Se tem uma arte que me faz voltar a ser criança é o Circo.
Desde pequeno íamos muito assistir aos que chegavam no Rio e se instalavam na
Praça Onze. Agora estão na Barra e fica difícil de ir até lá. Desde a primeira
vinda do Cirque du Soléil assisti a todas as apresentações. Ali estão reunidos artistas
que, usando de sua excelente forma física, equilíbrio, desprendimento quanto
aos medos de altura, animais e de morte, fazem tudo para divertir a plateia. Me
excita também a arte de mambembar. Cada período em uma cidade. Plateias novas,
rosto novos.
Sou completamente apaixonado por palhaços. Coleciono em
casa. E tenho um sonho, que nunca contei a ninguém, mas que agora será
revelado: quando eu tiver 60 anos, vou procurar um circo e fugirei com ele
sendo um dos palhaços. Já até vi o preço na Escola Nacional do Circo, do preço
do curso de palhaço. Afinal, toda arte merece estudo!
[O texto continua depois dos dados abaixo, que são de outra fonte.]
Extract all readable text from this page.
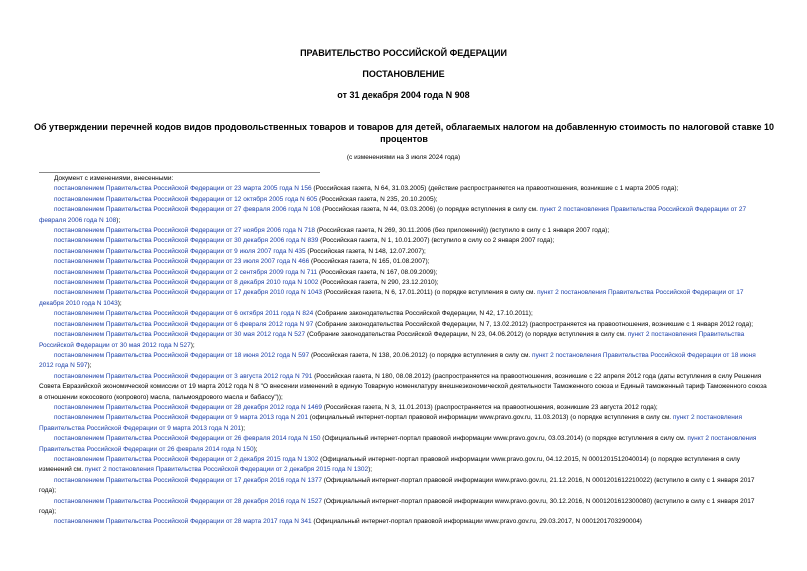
ПРАВИТЕЛЬСТВО РОССИЙСКОЙ ФЕДЕРАЦИИ
ПОСТАНОВЛЕНИЕ
от 31 декабря 2004 года N 908
Об утверждении перечней кодов видов продовольственных товаров и товаров для детей, облагаемых налогом на добавленную стоимость по налоговой ставке 10 процентов
(с изменениями на 3 июля 2024 года)

Документ с изменениями, внесенными:

постановлением Правительства Российской Федерации от 23 марта 2005 года N 156 (Российская газета, N 64, 31.03.2005) (действие распространяется на правоотношения, возникшие с 1 марта 2005 года);

постановлением Правительства Российской Федерации от 12 октября 2005 года N 605 (Российская газета, N 235, 20.10.2005);

постановлением Правительства Российской Федерации от 27 февраля 2006 года N 108 (Российская газета, N 44, 03.03.2006) (о порядке вступления в силу см. пункт 2 постановления Правительства Российской Федерации от 27 февраля 2006 года N 108);

постановлением Правительства Российской Федерации от 27 ноября 2006 года N 718 (Российская газета, N 269, 30.11.2006 (без приложений)) (вступило в силу с 1 января 2007 года);

постановлением Правительства Российской Федерации от 30 декабря 2006 года N 839 (Российская газета, N 1, 10.01.2007) (вступило в силу со 2 января 2007 года);

постановлением Правительства Российской Федерации от 9 июля 2007 года N 435 (Российская газета, N 148, 12.07.2007);

постановлением Правительства Российской Федерации от 23 июля 2007 года N 466 (Российская газета, N 165, 01.08.2007);

постановлением Правительства Российской Федерации от 2 сентября 2009 года N 711 (Российская газета, N 167, 08.09.2009);

постановлением Правительства Российской Федерации от 8 декабря 2010 года N 1002 (Российская газета, N 290, 23.12.2010);

постановлением Правительства Российской Федерации от 17 декабря 2010 года N 1043 (Российская газета, N 6, 17.01.2011) (о порядке вступления в силу см. пункт 2 постановления Правительства Российской Федерации от 17 декабря 2010 года N 1043);

постановлением Правительства Российской Федерации от 6 октября 2011 года N 824 (Собрание законодательства Российской Федерации, N 42, 17.10.2011);

постановлением Правительства Российской Федерации от 6 февраля 2012 года N 97 (Собрание законодательства Российской Федерации, N 7, 13.02.2012) (распространяется на правоотношения, возникшие с 1 января 2012 года);

постановлением Правительства Российской Федерации от 30 мая 2012 года N 527 (Собрание законодательства Российской Федерации, N 23, 04.06.2012) (о порядке вступления в силу см. пункт 2 постановления Правительства Российской Федерации от 30 мая 2012 года N 527);

постановлением Правительства Российской Федерации от 18 июня 2012 года N 597 (Российская газета, N 138, 20.06.2012) (о порядке вступления в силу см. пункт 2 постановления Правительства Российской Федерации от 18 июня 2012 года N 597);

постановлением Правительства Российской Федерации от 3 августа 2012 года N 791 (Российская газета, N 180, 08.08.2012) (распространяется на правоотношения, возникшие с 22 апреля 2012 года (даты вступления в силу Решения Совета Евразийской экономической комиссии от 19 марта 2012 года N 8 "О внесении изменений в единую Товарную номенклатуру внешнеэкономической деятельности Таможенного союза и Единый таможенный тариф Таможенного союза в отношении кокосового (копрового) масла, пальмоядрового масла и бабассу"));

постановлением Правительства Российской Федерации от 28 декабря 2012 года N 1469 (Российская газета, N 3, 11.01.2013) (распространяется на правоотношения, возникшие 23 августа 2012 года);

постановлением Правительства Российской Федерации от 9 марта 2013 года N 201 (официальный интернет-портал правовой информации www.pravo.gov.ru, 11.03.2013) (о порядке вступления в силу см. пункт 2 постановления Правительства Российской Федерации от 9 марта 2013 года N 201);

постановлением Правительства Российской Федерации от 26 февраля 2014 года N 150 (Официальный интернет-портал правовой информации www.pravo.gov.ru, 03.03.2014) (о порядке вступления в силу см. пункт 2 постановления Правительства Российской Федерации от 26 февраля 2014 года N 150);

постановлением Правительства Российской Федерации от 2 декабря 2015 года N 1302 (Официальный интернет-портал правовой информации www.pravo.gov.ru, 04.12.2015, N 0001201512040014) (о порядке вступления в силу изменений см. пункт 2 постановления Правительства Российской Федерации от 2 декабря 2015 года N 1302);

постановлением Правительства Российской Федерации от 17 декабря 2016 года N 1377 (Официальный интернет-портал правовой информации www.pravo.gov.ru, 21.12.2016, N 0001201612210022) (вступило в силу с 1 января 2017 года);

постановлением Правительства Российской Федерации от 28 декабря 2016 года N 1527 (Официальный интернет-портал правовой информации www.pravo.gov.ru, 30.12.2016, N 0001201612300080) (вступило в силу с 1 января 2017 года);

постановлением Правительства Российской Федерации от 28 марта 2017 года N 341 (Официальный интернет-портал правовой информации www.pravo.gov.ru, 29.03.2017, N 0001201703290004)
Entre as comemorações dos 70 anos de Chico Buarque, a
produtora Primeira Página traz ao Rio “O Grande Circo Místico” em formato de
teatro musical, no Theatro Net Rio (Como é gostoso estar no Theatro Net Rio!).
Newton Moreno e Alessandro Toller nos contam uma história de amor entre um espectador
e uma integrante de trupe, a bailarina. Soma-se à trama uma invejosa noiva, a
guerra que os separa e todo um circo com cavalos, leão, mulher barbada,
trapezistas e malabaristas. Tudo isso regado com músicas de Edu Lobo e Chico
Buarque. Quer coisa melhor?
João Fonseca, o meu diretor favorito (não escondo...),
coloca toda a sua marca no espetáculo. Bom humor, inteligência, competência e
criatividade. Destaque para a queda da bailarina do cavalo, as cenas da guerra,
a condução da trama, a reunião de todos os integrantes da “trupe” no fim da
peça cantando à capela. Tudo de bom gosto e emoção. João se cercou de uma
equipe competente. A direção musical e os músicos, a coreografia, a direção de
movimentos circenses, toda a extensa equipe merece aplausos.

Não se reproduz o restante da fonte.